Kabar24.com, DEPOK-- Mantan Menteri Hukum dan HAM Yusril Ihza Mahendra membacakan puisi dan pidato singkat tentang kesusastraan pada Malam Anugerah Hari Puisi Indonesia di Taman Ismail Marzuki, Selasa (8/9/2015) malam.
Yusril mengaku sempat kaget saat salah satu panitia yakni kritikus sastra Maman S Mahayana mendatanginya dan mengajak dirinya berpartisipasi dalam kegiatan Hari Puisi tersebut.
"Saya tertegun diajak ikut dalam kegiatan ini karena sudah lama tidak menekuni dunia kesusastraan dan lebih sibuk pada persoalan pilitik, hukum yang tengah melanda bangsa tercinta ini," kata Yusril.
Menurutnya, ajakan untuk membacakan puisi tersebut lantaran Maman tahu bahwa dirinya pernah kuliah satu kampus di Fakultas Sastra Universitas Indonesia pada bidang filsafat dan sempat belajar teater di Institut Kesenian Jakarta pada 1975.
Yusril mengatakan kecenderungan orang yang belajar filsafat maupun tasawuf senang menulis dan membaca puisi. Sebab, kata dia, puisi mengungkapkan hal yang tidak dapat diungkapkan dalam bahasa prosa.

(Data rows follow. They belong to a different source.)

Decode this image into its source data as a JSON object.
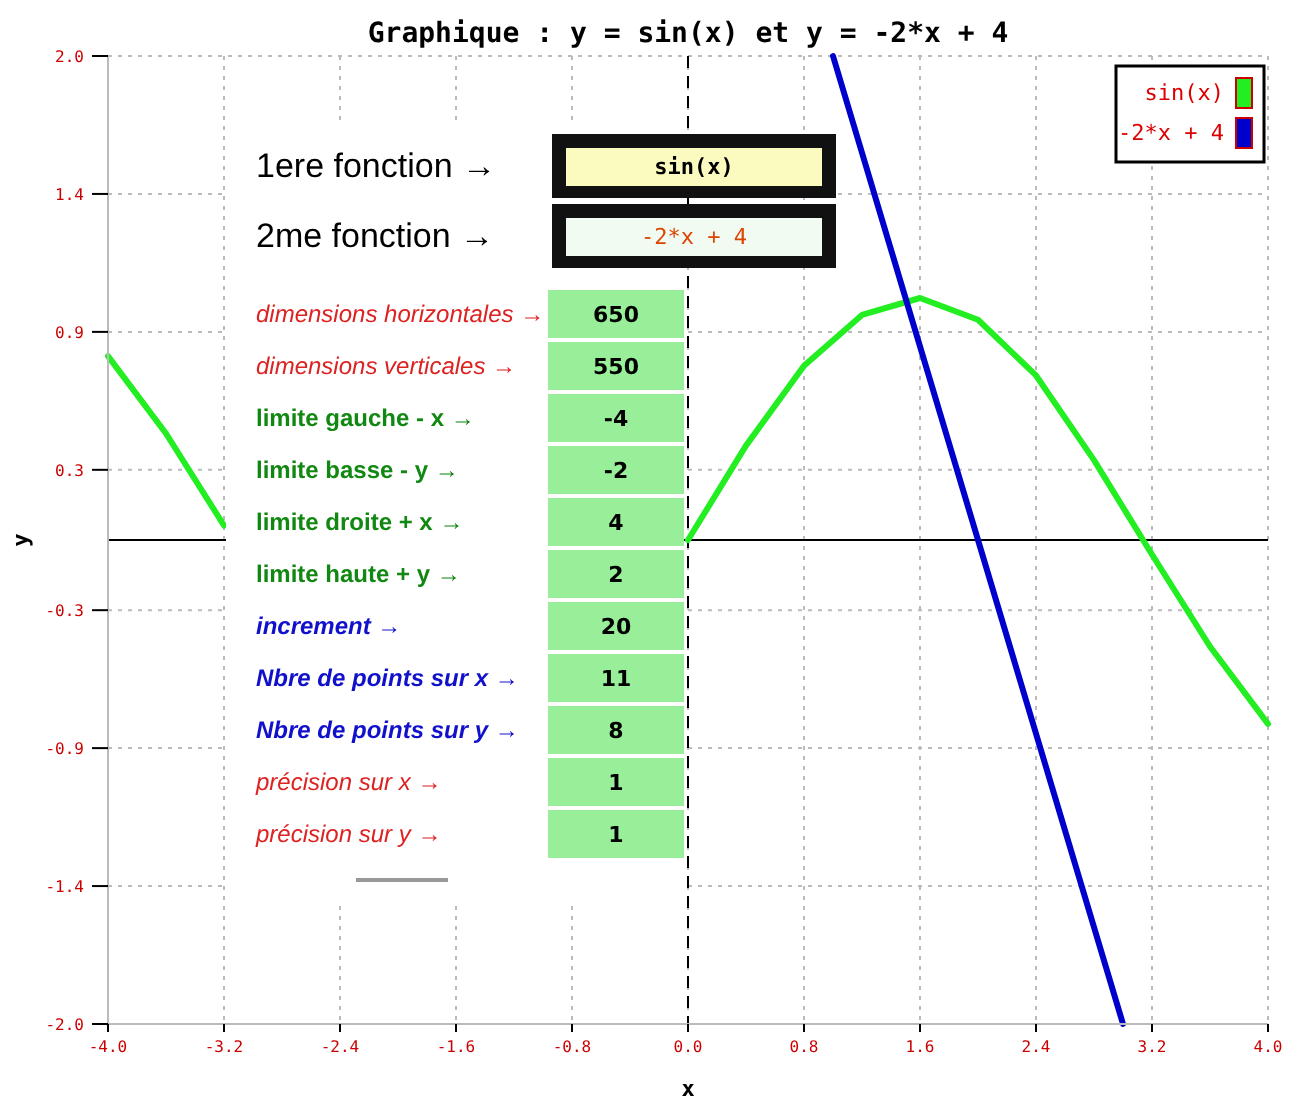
{
  "chart_data": {
    "type": "line",
    "title": "Graphique : y = sin(x) et y = -2*x + 4",
    "xlabel": "x",
    "ylabel": "y",
    "xlim": [
      -4,
      4
    ],
    "ylim": [
      -2,
      2
    ],
    "xticks": [
      {
        "value": -4,
        "label": "-4.0"
      },
      -3.2,
      -2.4,
      -1.6,
      -0.8,
      {
        "value": 0,
        "label": "0.0"
      },
      0.8,
      1.6,
      2.4,
      3.2,
      {
        "value": 4,
        "label": "4.0"
      }
    ],
    "yticks": [
      {
        "value": -2,
        "label": "-2.0"
      },
      {
        "value": -1.43,
        "label": "-1.4"
      },
      {
        "value": -0.86,
        "label": "-0.9"
      },
      {
        "value": -0.29,
        "label": "-0.3"
      },
      {
        "value": 0.29,
        "label": "0.3"
      },
      {
        "value": 0.86,
        "label": "0.9"
      },
      {
        "value": 1.43,
        "label": "1.4"
      },
      {
        "value": 2,
        "label": "2.0"
      }
    ],
    "grid": true,
    "legend": "top right",
    "series": [
      {
        "name": "sin(x)",
        "color": "#22ee22",
        "x": [
          -4,
          -3.6,
          -3.2,
          -2.8,
          -2.4,
          -2,
          -1.6,
          -1.2,
          -0.8,
          -0.4,
          0,
          0.4,
          0.8,
          1.2,
          1.6,
          2,
          2.4,
          2.8,
          3.2,
          3.6,
          4
        ],
        "values": [
          0.76,
          0.44,
          0.06,
          null,
          null,
          null,
          null,
          null,
          null,
          null,
          0,
          0.39,
          0.72,
          0.93,
          1,
          0.91,
          0.68,
          0.33,
          -0.06,
          -0.44,
          -0.76
        ]
      },
      {
        "name": "-2*x + 4",
        "color": "#0000cc",
        "x": [
          1,
          3
        ],
        "values": [
          2,
          -2
        ]
      }
    ],
    "ref_lines": [
      {
        "axis": "y",
        "value": 0,
        "color": "#000000",
        "line_style": "solid"
      },
      {
        "axis": "x",
        "value": 0,
        "color": "#000000",
        "line_style": "dashed"
      }
    ],
    "annotations": [
      "1ere fonction →",
      "sin(x)",
      "2me fonction →",
      "-2*x + 4",
      "dimensions horizontales →",
      "650",
      "dimensions verticales →",
      "550",
      "limite gauche - x →",
      "-4",
      "limite basse - y →",
      "-2",
      "limite droite + x →",
      "4",
      "limite haute + y →",
      "2",
      "increment →",
      "20",
      "Nbre de points sur x →",
      "11",
      "Nbre de points sur y →",
      "8",
      "précision sur x →",
      "1",
      "précision sur y →",
      "1"
    ]
  }
}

Dia juga mengaku terharu saat diajak ikut berpartisipasi di acara Malam Anugerah Hari Puisi Indonesia. Yusril berharap hari puisi tersebut bisa dijadikan hari puisi nasional yang bisa melibatkan para pejabat membacakan puisi tentang renungan masa lalu, kini dan masa depan.
"Dulu saya sering menulis puisi, tapi saya tidak punya koleksi satu pun puisi yang saya tulis. Mungkin harus dicari di majalah, koran dan perpustakaan," ujarnya.
Yusril juga mengaku kerap melukis di medium kanvas dan minyak. Namun, lanjutnya, karena kesibukannya di politik dan hukum tersebut, tak satu pun lukisan yang dibuat masih utuh tersimpan.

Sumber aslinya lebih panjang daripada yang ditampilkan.